Будто въяве Михаил увидел постаревшую женщину в черном платке, в которой он, к своему стыду, не сразу признал мать. Прямо с дороги, в грязной одежде, задыхаясь от волнения, вбежал он в скромно убранную горницу и остановился у дверей как вкопанный, ища знакомое с детства лицо. А мать? Она, увидев живого, невредимого сына, счастливо избежавшего смерти, неожиданно осела на пол, будто обмякла вся, а по лицу ее ручьями потекли слезы. Уже потом за непритязательной трапезой, придя в себя после встречи, она сидела рядом с сыном на лавке и ласково наблюдала за тем, как жадно ест Михаил. Мать подвигала ближе к нему блюда с его любимыми яствами, улыбнулась, увидев, что над его верхней губой уже топорщатся нежные волоски, окрашенные выпитым парным молоком. Княгиня то и дело удивленно вскидывала брови, слушая возбужденный рассказ сына о сражении войска великого князя Юрия Всеволодовича, в котором по воле судьбы он оказался. Не показывая сыну вида, она еще долго отказывалась верить в его рассказ о битве, где сложили головы и великий князь Юрий Всеволодович, и его племянник, ярославский князь Всеволод, надеясь, что все услышанное от Михаила лишь плод ума возбужденного сражением отрока. Но правда была еще страшнее, и в одночасье повзрослевший княжич, щадя сердце матери, рассказал ей далеко не все.
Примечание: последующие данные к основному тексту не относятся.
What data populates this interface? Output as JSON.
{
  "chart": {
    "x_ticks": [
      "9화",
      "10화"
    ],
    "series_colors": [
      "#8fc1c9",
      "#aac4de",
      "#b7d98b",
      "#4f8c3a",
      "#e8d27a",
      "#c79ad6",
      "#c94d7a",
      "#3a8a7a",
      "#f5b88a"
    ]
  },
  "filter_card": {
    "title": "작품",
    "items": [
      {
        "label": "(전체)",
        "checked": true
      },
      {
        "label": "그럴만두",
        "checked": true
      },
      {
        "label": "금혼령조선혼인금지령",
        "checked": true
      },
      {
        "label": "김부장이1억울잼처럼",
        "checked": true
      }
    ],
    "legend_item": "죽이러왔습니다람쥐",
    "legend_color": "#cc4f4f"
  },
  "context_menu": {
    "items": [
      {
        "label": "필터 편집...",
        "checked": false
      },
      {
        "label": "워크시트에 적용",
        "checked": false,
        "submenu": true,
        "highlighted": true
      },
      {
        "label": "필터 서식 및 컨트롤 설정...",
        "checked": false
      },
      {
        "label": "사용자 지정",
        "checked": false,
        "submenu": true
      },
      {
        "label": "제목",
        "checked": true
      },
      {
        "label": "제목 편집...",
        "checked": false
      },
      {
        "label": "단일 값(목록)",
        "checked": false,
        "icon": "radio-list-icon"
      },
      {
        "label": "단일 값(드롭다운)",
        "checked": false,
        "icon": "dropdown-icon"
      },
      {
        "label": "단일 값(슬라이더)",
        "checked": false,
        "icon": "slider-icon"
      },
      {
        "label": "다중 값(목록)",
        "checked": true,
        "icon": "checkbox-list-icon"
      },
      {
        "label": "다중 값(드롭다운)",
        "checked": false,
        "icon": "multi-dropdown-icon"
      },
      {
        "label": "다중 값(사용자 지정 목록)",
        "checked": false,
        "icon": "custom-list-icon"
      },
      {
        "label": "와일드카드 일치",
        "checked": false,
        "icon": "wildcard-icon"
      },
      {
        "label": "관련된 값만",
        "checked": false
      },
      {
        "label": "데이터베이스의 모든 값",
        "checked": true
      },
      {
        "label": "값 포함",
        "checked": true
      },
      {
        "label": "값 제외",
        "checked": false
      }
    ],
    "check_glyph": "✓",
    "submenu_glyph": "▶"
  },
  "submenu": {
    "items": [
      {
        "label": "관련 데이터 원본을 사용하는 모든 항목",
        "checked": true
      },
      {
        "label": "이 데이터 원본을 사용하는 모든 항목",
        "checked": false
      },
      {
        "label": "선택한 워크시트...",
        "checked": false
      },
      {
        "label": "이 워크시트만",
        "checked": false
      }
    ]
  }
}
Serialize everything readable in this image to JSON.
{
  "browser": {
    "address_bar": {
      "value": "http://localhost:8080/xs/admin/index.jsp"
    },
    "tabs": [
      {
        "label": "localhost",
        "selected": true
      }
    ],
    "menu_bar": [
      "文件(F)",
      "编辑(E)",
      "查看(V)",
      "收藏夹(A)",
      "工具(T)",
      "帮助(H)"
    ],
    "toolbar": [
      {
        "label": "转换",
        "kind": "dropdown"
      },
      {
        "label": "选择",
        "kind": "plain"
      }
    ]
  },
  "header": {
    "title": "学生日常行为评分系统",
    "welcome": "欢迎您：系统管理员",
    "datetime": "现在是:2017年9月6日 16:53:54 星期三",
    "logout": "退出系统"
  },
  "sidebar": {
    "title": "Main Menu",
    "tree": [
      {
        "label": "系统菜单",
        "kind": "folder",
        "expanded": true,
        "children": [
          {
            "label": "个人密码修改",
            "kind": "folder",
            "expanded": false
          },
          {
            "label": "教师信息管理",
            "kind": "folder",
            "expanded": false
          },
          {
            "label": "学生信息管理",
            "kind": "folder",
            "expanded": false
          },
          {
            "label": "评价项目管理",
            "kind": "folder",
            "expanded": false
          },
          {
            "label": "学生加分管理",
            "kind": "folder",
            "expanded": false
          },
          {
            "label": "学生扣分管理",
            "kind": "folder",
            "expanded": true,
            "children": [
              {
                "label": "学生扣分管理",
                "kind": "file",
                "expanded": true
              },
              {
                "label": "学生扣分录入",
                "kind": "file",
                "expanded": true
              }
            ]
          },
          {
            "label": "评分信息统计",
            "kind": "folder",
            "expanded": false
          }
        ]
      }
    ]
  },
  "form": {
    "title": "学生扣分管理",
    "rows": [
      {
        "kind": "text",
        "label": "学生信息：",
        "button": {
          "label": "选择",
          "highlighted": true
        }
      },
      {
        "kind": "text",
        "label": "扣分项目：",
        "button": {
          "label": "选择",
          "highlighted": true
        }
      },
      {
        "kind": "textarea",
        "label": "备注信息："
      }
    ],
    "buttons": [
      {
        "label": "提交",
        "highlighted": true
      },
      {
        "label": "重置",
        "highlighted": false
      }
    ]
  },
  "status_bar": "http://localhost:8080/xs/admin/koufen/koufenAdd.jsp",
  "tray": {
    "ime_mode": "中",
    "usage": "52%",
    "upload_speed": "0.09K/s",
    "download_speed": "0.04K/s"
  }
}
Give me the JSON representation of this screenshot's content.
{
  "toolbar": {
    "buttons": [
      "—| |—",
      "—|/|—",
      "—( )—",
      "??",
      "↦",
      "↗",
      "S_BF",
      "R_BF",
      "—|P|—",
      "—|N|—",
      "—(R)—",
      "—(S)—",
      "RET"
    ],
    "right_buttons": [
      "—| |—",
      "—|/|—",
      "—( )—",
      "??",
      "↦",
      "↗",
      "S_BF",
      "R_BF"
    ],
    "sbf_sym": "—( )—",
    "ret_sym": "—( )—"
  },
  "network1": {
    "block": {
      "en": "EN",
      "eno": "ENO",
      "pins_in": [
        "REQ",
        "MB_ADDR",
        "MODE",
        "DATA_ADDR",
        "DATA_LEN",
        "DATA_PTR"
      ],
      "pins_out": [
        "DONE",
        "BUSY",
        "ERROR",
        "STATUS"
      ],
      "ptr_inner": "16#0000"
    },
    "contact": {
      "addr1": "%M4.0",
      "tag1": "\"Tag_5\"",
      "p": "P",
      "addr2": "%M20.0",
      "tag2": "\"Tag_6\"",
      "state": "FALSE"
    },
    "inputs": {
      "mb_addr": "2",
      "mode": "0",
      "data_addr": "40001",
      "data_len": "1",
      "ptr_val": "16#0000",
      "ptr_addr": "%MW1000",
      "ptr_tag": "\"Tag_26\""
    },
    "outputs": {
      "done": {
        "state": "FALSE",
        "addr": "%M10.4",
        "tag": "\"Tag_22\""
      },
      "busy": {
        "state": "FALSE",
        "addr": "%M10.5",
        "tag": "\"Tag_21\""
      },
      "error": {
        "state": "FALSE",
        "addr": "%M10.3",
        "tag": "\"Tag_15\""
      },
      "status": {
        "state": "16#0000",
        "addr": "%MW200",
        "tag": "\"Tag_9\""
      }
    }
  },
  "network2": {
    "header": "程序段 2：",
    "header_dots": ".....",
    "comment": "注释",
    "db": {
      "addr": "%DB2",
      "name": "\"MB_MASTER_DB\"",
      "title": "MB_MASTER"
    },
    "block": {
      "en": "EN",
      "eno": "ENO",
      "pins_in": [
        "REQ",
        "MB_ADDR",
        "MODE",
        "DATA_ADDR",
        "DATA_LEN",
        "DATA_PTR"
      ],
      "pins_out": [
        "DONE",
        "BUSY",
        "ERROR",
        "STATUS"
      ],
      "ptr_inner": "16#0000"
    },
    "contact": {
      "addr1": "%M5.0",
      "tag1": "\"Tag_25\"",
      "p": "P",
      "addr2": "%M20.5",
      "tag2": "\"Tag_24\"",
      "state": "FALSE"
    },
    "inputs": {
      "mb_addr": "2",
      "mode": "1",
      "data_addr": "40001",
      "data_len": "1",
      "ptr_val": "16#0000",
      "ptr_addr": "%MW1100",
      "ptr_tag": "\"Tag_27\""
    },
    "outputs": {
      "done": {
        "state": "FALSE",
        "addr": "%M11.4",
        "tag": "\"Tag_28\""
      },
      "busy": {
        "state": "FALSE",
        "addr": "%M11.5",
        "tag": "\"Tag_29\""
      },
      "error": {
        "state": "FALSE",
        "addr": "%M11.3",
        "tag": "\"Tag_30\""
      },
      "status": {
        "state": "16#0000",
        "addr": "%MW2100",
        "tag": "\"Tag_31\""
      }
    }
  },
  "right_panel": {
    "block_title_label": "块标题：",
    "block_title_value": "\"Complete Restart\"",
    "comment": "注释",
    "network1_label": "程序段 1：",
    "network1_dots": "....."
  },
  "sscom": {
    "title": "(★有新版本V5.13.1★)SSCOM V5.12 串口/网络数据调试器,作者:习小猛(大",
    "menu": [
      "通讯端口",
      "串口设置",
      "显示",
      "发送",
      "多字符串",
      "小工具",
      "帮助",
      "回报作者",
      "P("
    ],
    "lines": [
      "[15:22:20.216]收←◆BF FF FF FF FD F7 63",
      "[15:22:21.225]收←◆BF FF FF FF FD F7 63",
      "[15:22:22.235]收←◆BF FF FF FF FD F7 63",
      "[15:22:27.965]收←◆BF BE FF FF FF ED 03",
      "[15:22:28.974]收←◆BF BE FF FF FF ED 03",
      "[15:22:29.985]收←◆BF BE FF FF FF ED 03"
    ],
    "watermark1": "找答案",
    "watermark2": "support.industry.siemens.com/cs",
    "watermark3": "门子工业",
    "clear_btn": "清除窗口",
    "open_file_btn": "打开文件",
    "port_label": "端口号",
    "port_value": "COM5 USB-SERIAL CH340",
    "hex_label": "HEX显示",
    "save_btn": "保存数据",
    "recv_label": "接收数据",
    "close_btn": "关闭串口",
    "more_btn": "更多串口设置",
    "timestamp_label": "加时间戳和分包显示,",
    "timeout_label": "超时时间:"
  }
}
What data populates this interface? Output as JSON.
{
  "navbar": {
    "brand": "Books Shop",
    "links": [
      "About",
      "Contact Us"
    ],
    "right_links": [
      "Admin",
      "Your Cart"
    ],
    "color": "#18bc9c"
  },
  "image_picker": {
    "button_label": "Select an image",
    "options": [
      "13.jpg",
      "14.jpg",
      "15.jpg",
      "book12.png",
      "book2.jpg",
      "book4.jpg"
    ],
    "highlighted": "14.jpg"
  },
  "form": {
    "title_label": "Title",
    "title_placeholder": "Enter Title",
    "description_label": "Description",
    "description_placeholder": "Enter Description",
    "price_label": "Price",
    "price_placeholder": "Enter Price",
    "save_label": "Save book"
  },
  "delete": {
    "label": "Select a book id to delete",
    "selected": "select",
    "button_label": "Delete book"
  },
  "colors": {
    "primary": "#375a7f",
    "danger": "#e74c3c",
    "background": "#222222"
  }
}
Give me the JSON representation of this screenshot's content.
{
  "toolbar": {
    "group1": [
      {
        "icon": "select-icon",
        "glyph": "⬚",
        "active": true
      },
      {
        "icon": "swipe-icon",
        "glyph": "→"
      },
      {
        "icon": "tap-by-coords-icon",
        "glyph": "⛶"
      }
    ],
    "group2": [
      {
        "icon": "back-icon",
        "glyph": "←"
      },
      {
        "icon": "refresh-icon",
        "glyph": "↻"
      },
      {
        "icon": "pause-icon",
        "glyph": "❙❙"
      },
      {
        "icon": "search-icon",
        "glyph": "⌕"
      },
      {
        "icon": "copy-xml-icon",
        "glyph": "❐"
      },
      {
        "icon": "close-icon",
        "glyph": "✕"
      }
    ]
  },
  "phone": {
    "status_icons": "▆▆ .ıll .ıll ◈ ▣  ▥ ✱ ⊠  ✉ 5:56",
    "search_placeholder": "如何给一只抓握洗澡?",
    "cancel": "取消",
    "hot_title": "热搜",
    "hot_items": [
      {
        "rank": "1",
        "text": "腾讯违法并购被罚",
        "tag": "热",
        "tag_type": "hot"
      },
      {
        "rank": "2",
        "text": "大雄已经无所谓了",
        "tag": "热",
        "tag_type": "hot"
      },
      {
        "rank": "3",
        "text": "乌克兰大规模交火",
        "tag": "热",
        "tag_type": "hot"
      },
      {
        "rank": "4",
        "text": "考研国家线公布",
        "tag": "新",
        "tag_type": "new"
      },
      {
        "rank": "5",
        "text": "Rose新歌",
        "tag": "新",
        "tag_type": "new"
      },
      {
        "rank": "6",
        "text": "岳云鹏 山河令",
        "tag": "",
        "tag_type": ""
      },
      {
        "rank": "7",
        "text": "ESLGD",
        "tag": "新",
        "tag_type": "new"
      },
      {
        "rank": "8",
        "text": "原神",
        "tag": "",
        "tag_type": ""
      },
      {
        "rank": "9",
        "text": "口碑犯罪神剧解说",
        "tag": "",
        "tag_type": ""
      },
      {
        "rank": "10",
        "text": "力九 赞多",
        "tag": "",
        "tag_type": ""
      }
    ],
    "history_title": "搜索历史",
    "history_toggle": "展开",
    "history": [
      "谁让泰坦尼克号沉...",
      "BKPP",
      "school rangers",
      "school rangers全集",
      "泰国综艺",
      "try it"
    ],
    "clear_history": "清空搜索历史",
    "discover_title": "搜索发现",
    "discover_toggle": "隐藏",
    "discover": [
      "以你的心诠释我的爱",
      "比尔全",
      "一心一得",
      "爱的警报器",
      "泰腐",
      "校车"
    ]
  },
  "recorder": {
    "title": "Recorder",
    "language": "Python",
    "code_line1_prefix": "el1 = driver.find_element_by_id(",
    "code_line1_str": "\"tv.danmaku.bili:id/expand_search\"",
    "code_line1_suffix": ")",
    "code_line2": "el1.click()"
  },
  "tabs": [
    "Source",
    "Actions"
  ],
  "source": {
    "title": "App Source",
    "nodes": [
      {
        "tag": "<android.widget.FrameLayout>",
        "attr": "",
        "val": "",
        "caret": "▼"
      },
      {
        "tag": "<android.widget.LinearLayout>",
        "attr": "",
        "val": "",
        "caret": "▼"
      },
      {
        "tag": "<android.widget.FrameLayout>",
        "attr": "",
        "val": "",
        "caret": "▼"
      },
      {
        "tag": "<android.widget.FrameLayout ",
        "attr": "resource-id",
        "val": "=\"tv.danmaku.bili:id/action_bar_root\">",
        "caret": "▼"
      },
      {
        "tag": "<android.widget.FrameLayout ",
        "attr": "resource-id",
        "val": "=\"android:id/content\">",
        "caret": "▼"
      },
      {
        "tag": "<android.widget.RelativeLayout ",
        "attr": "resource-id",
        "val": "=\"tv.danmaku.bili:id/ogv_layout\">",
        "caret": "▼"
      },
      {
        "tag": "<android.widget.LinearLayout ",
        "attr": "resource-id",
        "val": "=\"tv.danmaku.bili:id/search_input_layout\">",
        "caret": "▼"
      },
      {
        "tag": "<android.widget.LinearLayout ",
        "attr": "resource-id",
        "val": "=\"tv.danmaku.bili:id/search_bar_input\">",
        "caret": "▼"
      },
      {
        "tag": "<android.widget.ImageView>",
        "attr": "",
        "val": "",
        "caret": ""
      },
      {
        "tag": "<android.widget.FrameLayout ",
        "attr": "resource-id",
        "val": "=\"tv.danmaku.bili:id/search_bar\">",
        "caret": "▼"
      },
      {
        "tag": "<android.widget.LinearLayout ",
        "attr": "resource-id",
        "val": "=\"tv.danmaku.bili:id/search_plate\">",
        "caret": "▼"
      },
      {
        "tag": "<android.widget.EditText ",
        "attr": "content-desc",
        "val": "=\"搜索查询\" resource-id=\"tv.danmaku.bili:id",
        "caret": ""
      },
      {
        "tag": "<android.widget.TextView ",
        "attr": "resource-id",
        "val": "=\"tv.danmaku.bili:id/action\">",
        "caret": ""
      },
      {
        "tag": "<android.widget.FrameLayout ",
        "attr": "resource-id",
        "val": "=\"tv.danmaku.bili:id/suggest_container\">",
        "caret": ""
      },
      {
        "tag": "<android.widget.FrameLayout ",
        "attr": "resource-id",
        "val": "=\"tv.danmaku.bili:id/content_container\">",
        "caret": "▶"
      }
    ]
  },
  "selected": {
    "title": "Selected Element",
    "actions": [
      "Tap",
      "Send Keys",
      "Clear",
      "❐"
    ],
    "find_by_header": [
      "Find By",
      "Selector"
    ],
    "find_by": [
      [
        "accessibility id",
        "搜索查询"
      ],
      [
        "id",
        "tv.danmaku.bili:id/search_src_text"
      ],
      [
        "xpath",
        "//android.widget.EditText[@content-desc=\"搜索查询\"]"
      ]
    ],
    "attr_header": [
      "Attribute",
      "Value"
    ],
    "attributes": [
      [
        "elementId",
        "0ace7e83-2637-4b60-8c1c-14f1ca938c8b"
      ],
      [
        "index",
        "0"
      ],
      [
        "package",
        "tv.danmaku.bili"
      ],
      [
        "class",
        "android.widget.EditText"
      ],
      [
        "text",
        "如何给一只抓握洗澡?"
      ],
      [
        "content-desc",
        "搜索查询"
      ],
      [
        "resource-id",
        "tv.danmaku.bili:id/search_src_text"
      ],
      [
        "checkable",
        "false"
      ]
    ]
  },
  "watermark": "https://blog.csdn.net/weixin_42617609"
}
Позднее, когда отец уже занял великокняжеский престол во Владимире, Михаил, приезжая в Новгород к матери, заметил, что она немного пришла в себя, даже стала чаще улыбаться. Ярослав Всеволодович был всецело поглощен восстановлением княжества, и хотя виделись супруги нечасто, вести о том, что великому князю удается постепенно преодолевать окружающий разор, все же вносили в душу Феодосии покой и умиротворение.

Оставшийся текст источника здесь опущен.